The partnership looked good on paper: The U.S. Department of Health and Human Services teaming up with Dreamworks animation to use the widely popular movie character Shrek to get kids off the couch.

"Get up and play an hour a day," the character tells kids in a public service announcement.

But beyond the public service, the studio's also going after promotion — through tie-ins with more than 70 food products, some healthy, some junk, CBS News anchor Katie Couric reports for the series "Gotta Have It: The Hard Sell To Kids."

It is an irony not lost on one late-night TV show.

The Colbert Report said: "Shrek gets an additional tip of my hat for spreading his message of health through joint ventures with Snickers, Pop Tarts, Skittles, Cheetos."

But it's no laughing matter to Dr. Susan Linn, a psychologist and co-founder of the campaign for a commercial-free childhood. She thinks Shrek's public service ads should be pulled.

What's wrong with using Shrek to encourage kids to exercise?

"It's incredibly hypocritical," Linn says. "Using Shrek to promote exercise on the one hand and pitch for junk food on another hand is emblematic of the ways that the food industry, the advertising industry … and in this instance, the government are actually selling kids out."

From Hummers in Happy Meals to American Express gift cards just for teens, today's kids are inundated with advertising — some that even targets the youngest children.

The age 0-to-3 market — how much does that represent to corporate America?
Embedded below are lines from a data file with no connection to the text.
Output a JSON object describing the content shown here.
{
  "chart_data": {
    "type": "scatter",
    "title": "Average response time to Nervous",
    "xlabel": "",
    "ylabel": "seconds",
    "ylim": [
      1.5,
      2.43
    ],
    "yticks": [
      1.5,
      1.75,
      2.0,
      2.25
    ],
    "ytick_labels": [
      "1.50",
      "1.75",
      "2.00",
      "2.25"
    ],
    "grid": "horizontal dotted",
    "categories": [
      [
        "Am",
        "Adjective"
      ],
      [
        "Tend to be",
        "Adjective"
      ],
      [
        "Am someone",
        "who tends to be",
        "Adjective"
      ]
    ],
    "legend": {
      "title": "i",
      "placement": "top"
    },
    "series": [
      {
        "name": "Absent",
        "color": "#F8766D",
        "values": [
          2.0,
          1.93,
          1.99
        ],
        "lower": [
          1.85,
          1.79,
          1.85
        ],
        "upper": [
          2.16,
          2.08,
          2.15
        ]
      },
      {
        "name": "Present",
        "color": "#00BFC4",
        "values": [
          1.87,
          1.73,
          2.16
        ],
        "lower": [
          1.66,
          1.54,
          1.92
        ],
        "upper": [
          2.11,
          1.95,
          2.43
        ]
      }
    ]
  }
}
"It's a $20 billion market," says Susan Gregory Thomas, an investigative journalist and author of the book, "Buy, Buy Baby."

She says Generation X parents who sat their newborns in front of TVs hoping to make them geniuses only turned them into consumers.
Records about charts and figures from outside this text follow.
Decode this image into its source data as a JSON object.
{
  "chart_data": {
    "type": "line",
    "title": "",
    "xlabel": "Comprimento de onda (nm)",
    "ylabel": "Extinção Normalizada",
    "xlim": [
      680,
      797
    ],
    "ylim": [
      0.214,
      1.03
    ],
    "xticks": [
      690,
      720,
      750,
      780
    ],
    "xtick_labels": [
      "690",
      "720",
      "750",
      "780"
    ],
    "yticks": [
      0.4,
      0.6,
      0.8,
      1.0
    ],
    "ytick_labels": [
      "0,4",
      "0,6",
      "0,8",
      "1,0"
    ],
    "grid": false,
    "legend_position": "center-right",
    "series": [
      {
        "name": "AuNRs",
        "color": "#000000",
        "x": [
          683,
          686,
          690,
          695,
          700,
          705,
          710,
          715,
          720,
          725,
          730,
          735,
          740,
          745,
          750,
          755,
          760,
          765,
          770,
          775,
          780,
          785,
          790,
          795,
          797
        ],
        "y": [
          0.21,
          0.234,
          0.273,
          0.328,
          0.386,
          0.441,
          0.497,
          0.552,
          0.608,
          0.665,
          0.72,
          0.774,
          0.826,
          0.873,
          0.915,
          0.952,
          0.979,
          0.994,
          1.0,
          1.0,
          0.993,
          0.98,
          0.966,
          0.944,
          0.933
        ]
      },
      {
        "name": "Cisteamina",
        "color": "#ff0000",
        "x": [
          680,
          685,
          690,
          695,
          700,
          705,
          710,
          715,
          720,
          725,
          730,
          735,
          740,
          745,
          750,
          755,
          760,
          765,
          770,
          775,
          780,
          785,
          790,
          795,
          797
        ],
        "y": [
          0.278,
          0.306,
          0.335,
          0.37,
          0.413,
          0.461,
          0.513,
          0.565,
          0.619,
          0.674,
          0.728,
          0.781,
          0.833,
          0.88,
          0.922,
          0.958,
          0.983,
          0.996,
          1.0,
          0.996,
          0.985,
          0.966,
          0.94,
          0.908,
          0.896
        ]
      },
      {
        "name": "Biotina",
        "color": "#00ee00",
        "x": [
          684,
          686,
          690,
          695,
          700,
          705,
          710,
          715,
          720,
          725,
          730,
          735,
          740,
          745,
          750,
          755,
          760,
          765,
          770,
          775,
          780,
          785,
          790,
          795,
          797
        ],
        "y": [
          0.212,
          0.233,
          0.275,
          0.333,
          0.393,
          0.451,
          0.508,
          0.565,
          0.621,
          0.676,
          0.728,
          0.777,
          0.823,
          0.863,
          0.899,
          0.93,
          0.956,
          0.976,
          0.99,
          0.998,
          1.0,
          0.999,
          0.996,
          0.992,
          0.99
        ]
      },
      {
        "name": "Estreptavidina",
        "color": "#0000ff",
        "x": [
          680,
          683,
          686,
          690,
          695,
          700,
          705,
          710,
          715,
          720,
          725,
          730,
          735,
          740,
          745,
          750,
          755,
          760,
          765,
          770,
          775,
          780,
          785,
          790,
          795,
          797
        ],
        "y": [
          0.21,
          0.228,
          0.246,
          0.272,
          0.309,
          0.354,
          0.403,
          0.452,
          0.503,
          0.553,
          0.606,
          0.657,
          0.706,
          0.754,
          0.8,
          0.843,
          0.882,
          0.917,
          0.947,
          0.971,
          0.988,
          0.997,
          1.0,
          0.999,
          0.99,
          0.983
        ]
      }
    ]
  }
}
"The only thing they were getting was how to recognize characters," she says. "It's Dora. It's Elmo. The only other scenario in which they're going to encounter these characters is in a scenario in which that character is trying to sell them something. Backpacks, Band-Aids, toothbrushes."
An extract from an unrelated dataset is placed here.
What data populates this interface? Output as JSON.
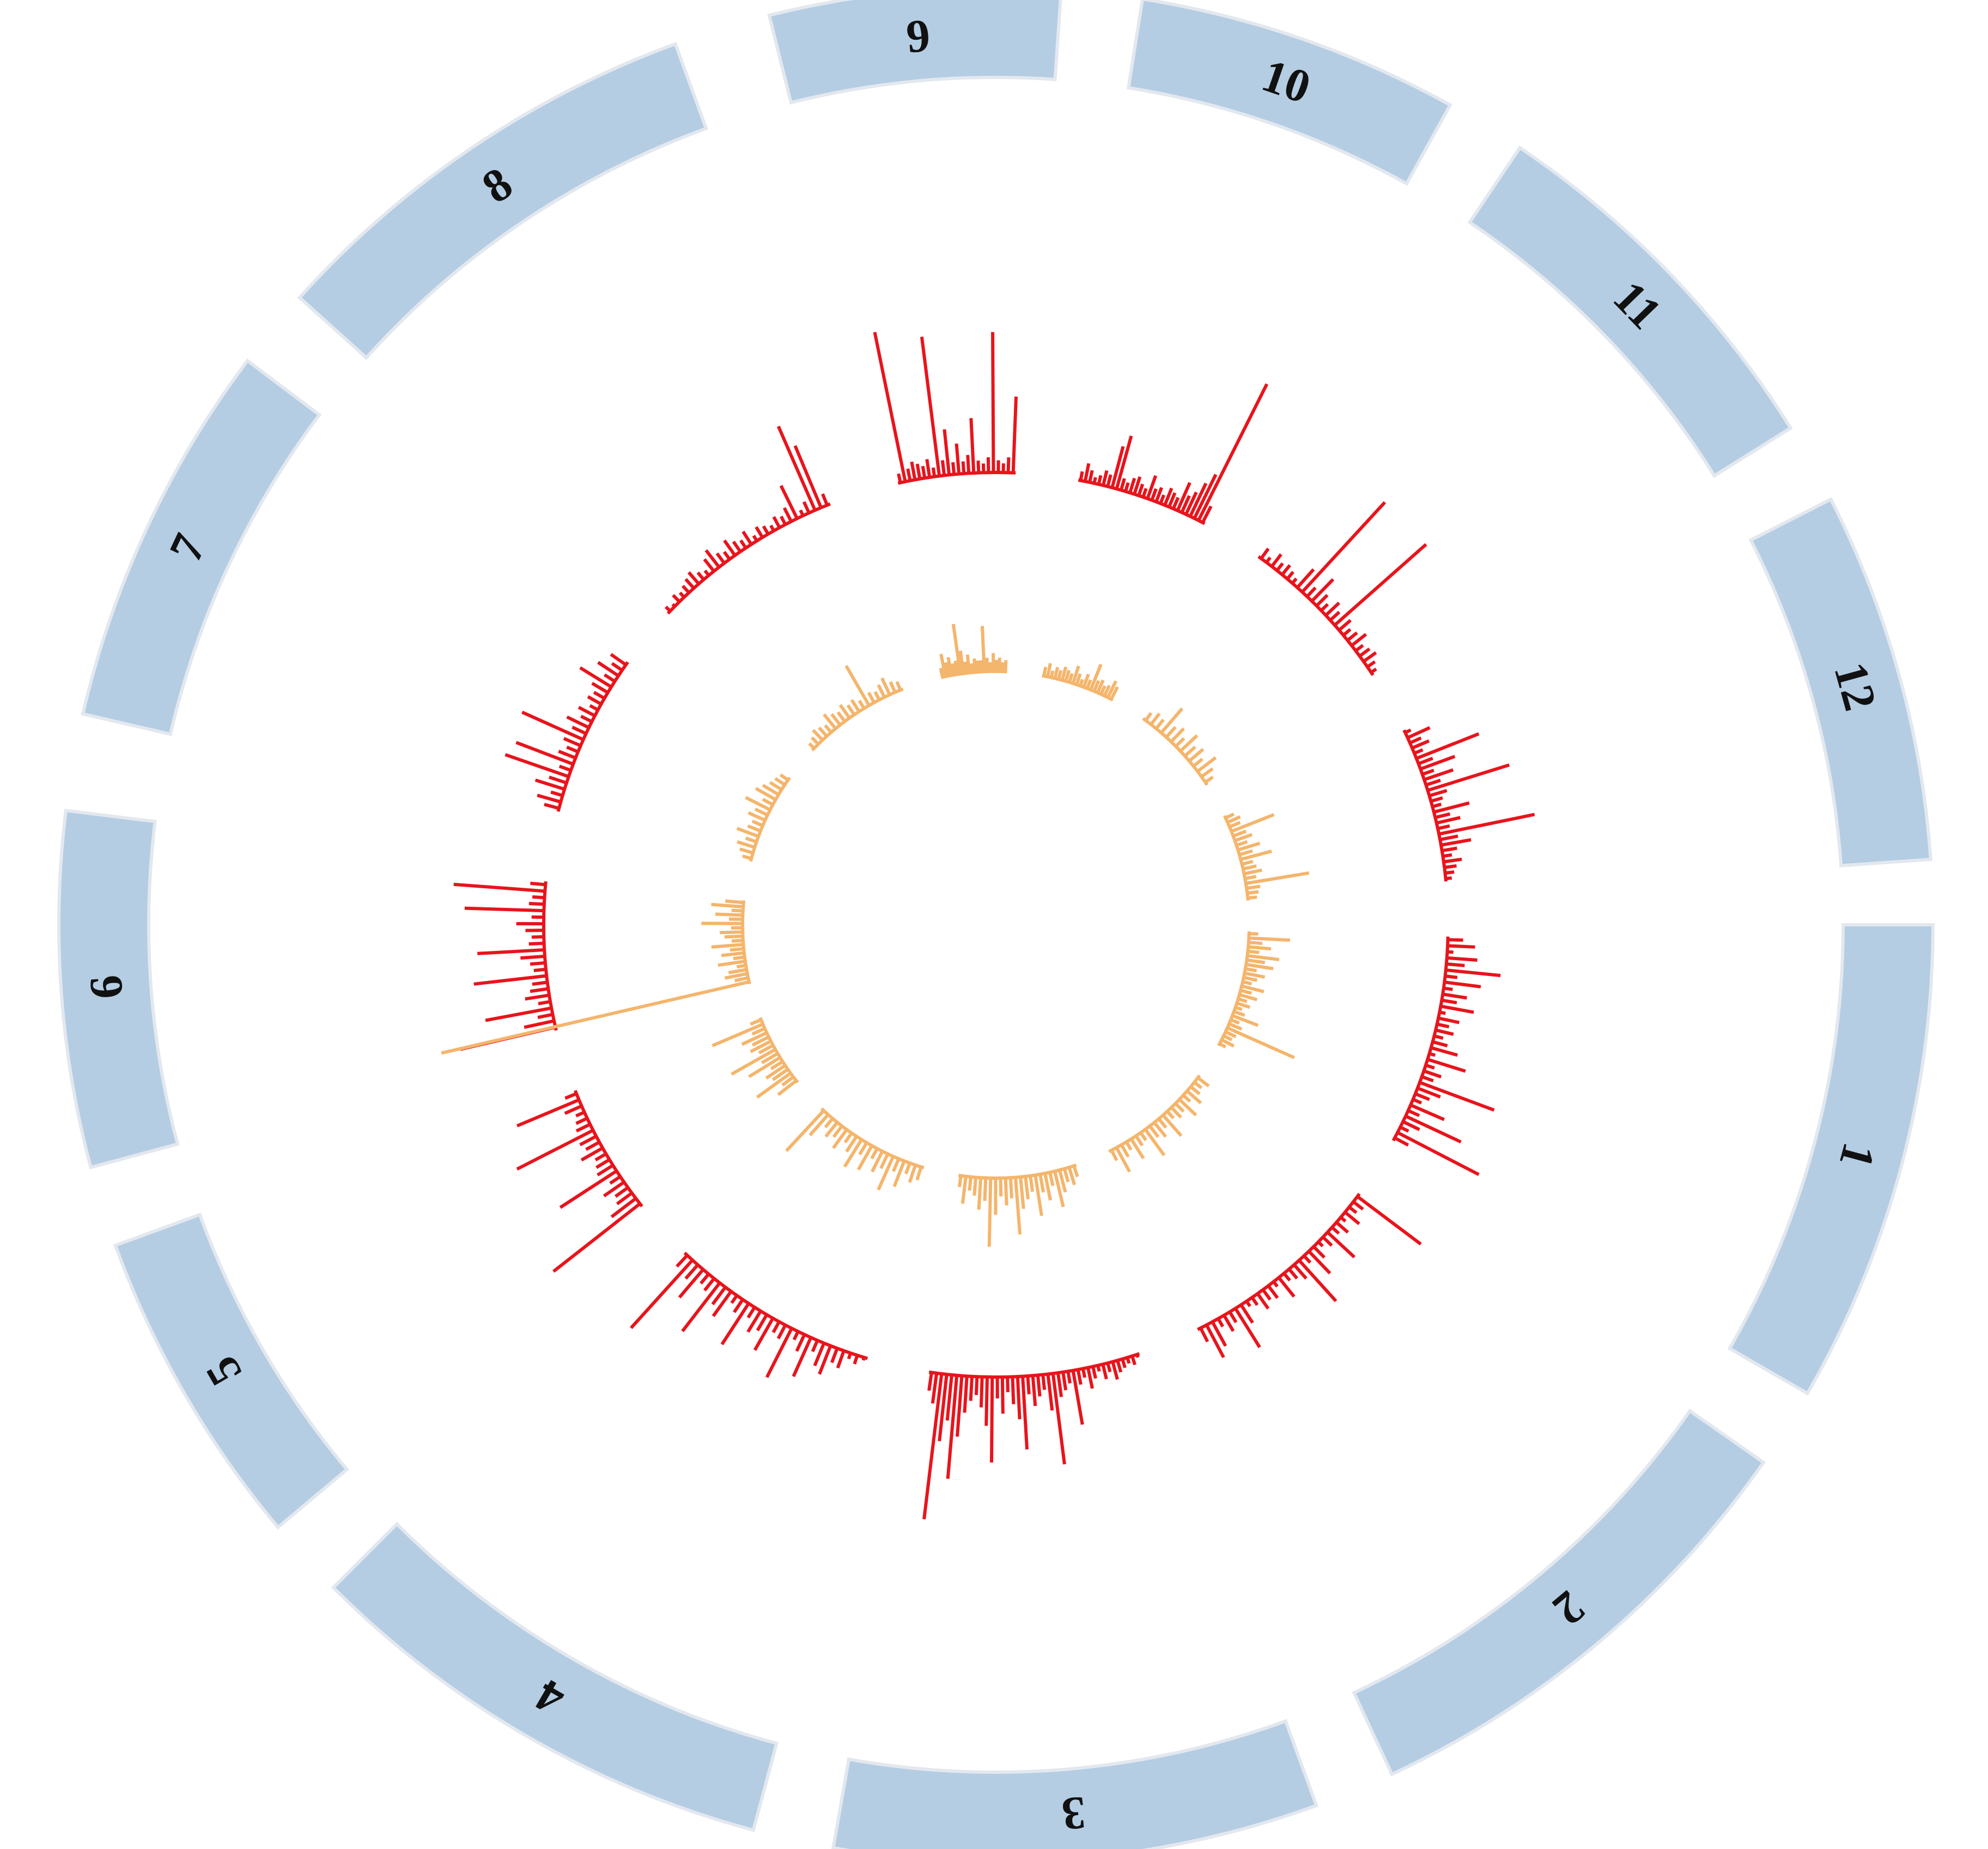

And as the kids grow up, they're hooked up — to technology that makes them even easier targets for marketers looking to tap the family checkbook.

"Increasingly, we're seeing kids influence family restaurants. Family vacations. We even have research that shows that more and more kids are influencing on the family car and the family home," says Paul Kurnit, a Pace University professor of marketing.

But isn't it up to parents to help their children become discriminating consumers?

"It's unfair and naïve to expect that parents, on their own, are gonna be able to do a great job of coping with this," Linn says. "They need help. They need help from the government."

Iowa Sen. Tom Harkin agrees. He's proposed a bill that would give the Federal Trade Commission the authority to restrict unfair advertising to children.

"Right now, the Federal Trade Commission has more authority to regulate advertising to a parent than it does a child," Harkin says. "That doesn't make any sense."

What's at stake, child advocates say, is more than just money.

"Advertising and marketing is a factor in childhood obesity, in eating disorders, precocious, irresponsible sexuality, youth violence, underage drinking, underage tobacco use," Linn says.

Critics warn that as it's turning our kids into mini-shopoholics, it's also teaching them the wrong values — that it's not about who you are, but what you have.